「大人の街」東京・日本橋にZ世代を呼び込め…地下道「路上ライブ」企画、スター誕生に期待
江戸時代に芸能文化の拠点として栄えた東京都中央区・日本橋で、地下道を路上ライブ会場にしてにぎわいを創出する取り組みが進められている。周辺で大規模再開発が進む中、音楽が流れる居心地の良い空間をつくり、若者世代の来街者を取り込む狙いがある。ライブの出演希望者も続々と集まっており、日本橋から明日のスターが誕生する日は近いかもしれない。(石坂麻子) 【図】ヒントは日本橋…箱根路の往路と復路でコースが異なる区間はどこか
11月14日夕、日本橋室町の地下道に、ザ・ブルーハーツの代表曲「TRAIN―TRAIN」や、フォークミュージックのオリジナル曲を歌う声が響き、道行く人ら約20人が足を止めて聞き入っていた。ギターを奏でながら柔らかな歌声を響かせたアマチュアシンガーのはしもとねねさん(22)は、曲の合間に「日本橋は初めて来たけれど、大人の街ですね」と話した。
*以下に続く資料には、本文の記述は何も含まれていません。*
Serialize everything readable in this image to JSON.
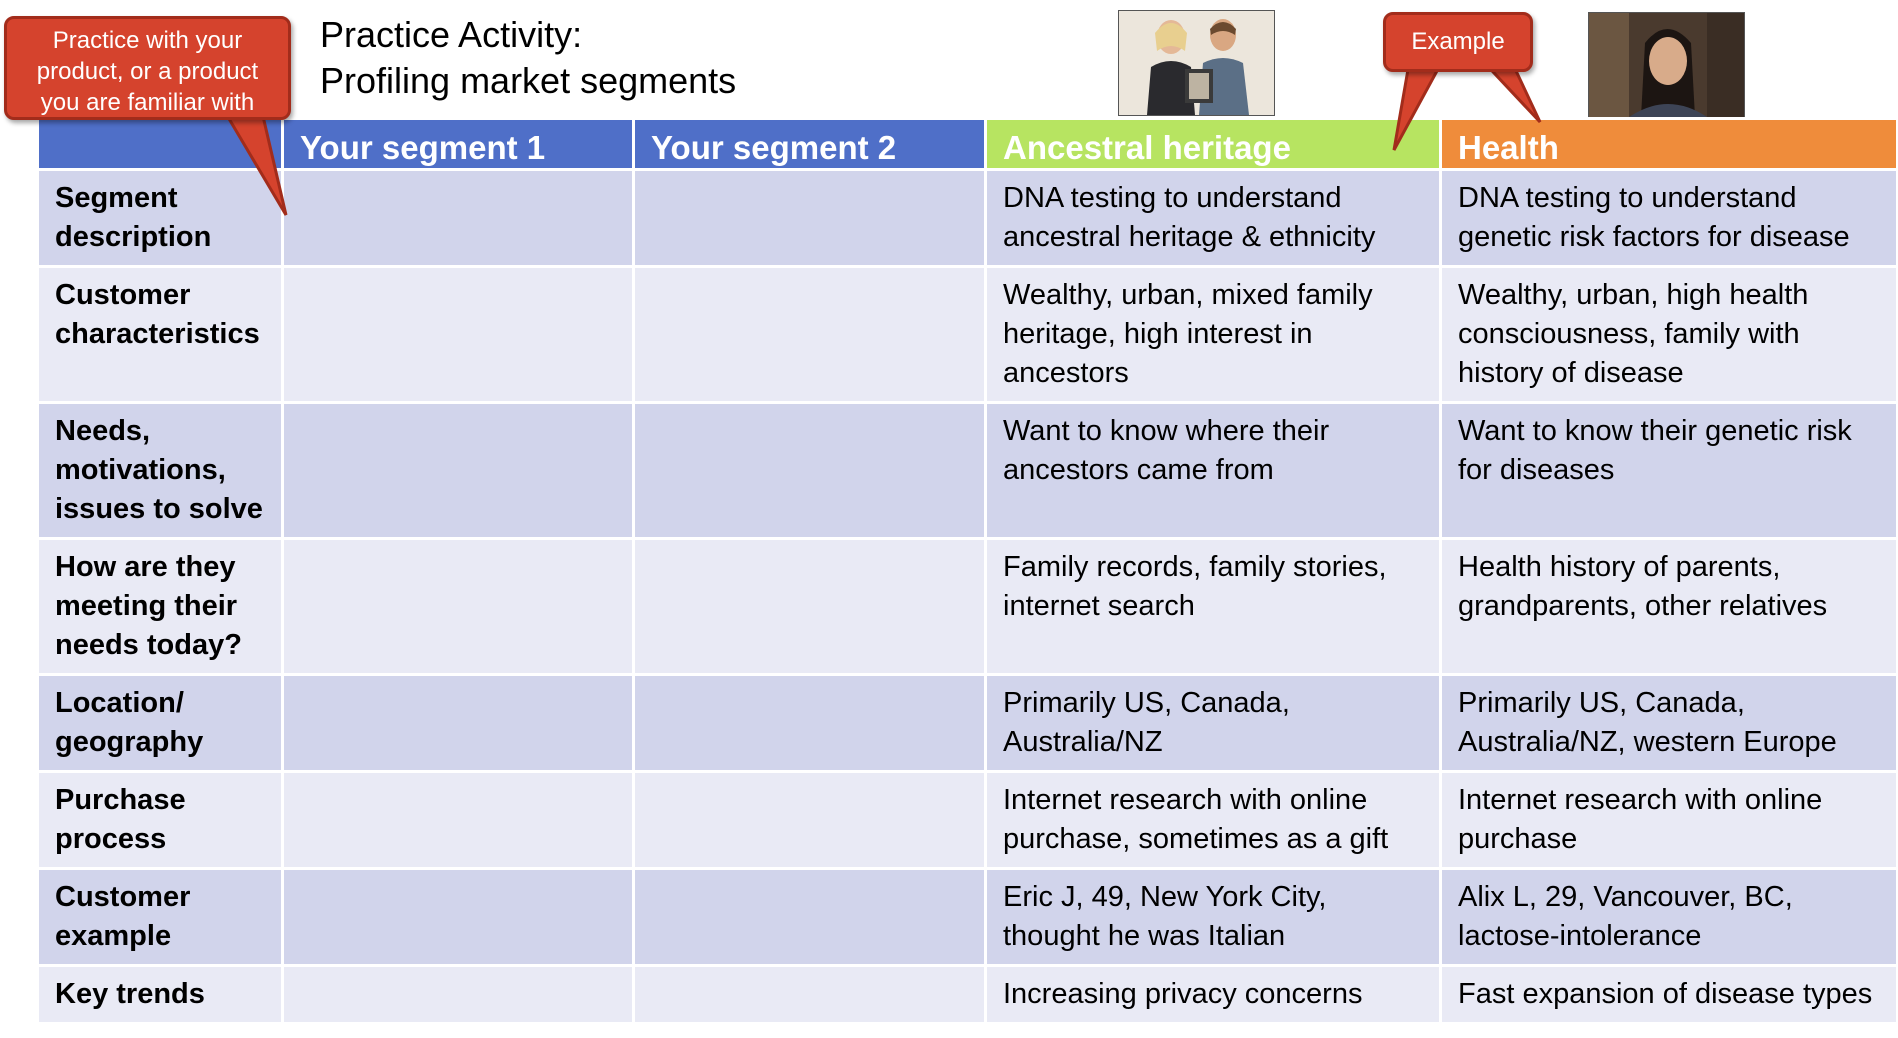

取り組みは、イベント会社「スパート」や三井不動産が10月末、試験的に始めた。「日本橋 Music Liver」と題し、若者に人気の高いアマチュアアーティストを招待。年始を除く毎週木曜日の午後5時半から午後8時まで、東京メトロ三越前駅に直結する地下道で路上ライブを行っている。ライブの様子はSNSで動画配信し、反響やにぎわいなどの成果を検証した上で来春から本格実施する予定という。
日本銀行本店本館や三越日本橋本店など国指定重要文化財が点在する日本橋。歴史の薫りが漂う街並みが魅力だが、来街者の年齢層は他の繁華街に比べて高めだ。若い世代を呼び込む方策として、考え出されたのがライブだった。
三井不動産などで作る街づくり団体「日本橋室町エリアマネジメント」の担当者は、「Z世代(10歳代半ばから20歳代後半)の若者のSNSの発信力に期待している。音楽やアートなどから、日本橋の街の魅力をみつけてもらえれば」と話す。
アーティストに活躍の場を提供し、「日本橋発」のスターを生み出す狙いもある。
ライブを行う場所はすでに警察の道路使用許可などを得ており、アーティスト側は煩雑な手続きをすることなく路上ライブが可能だ。ビジネス街のため酔客に絡まれるなどの心配も少なく、安心して出演できるメリットもあるという。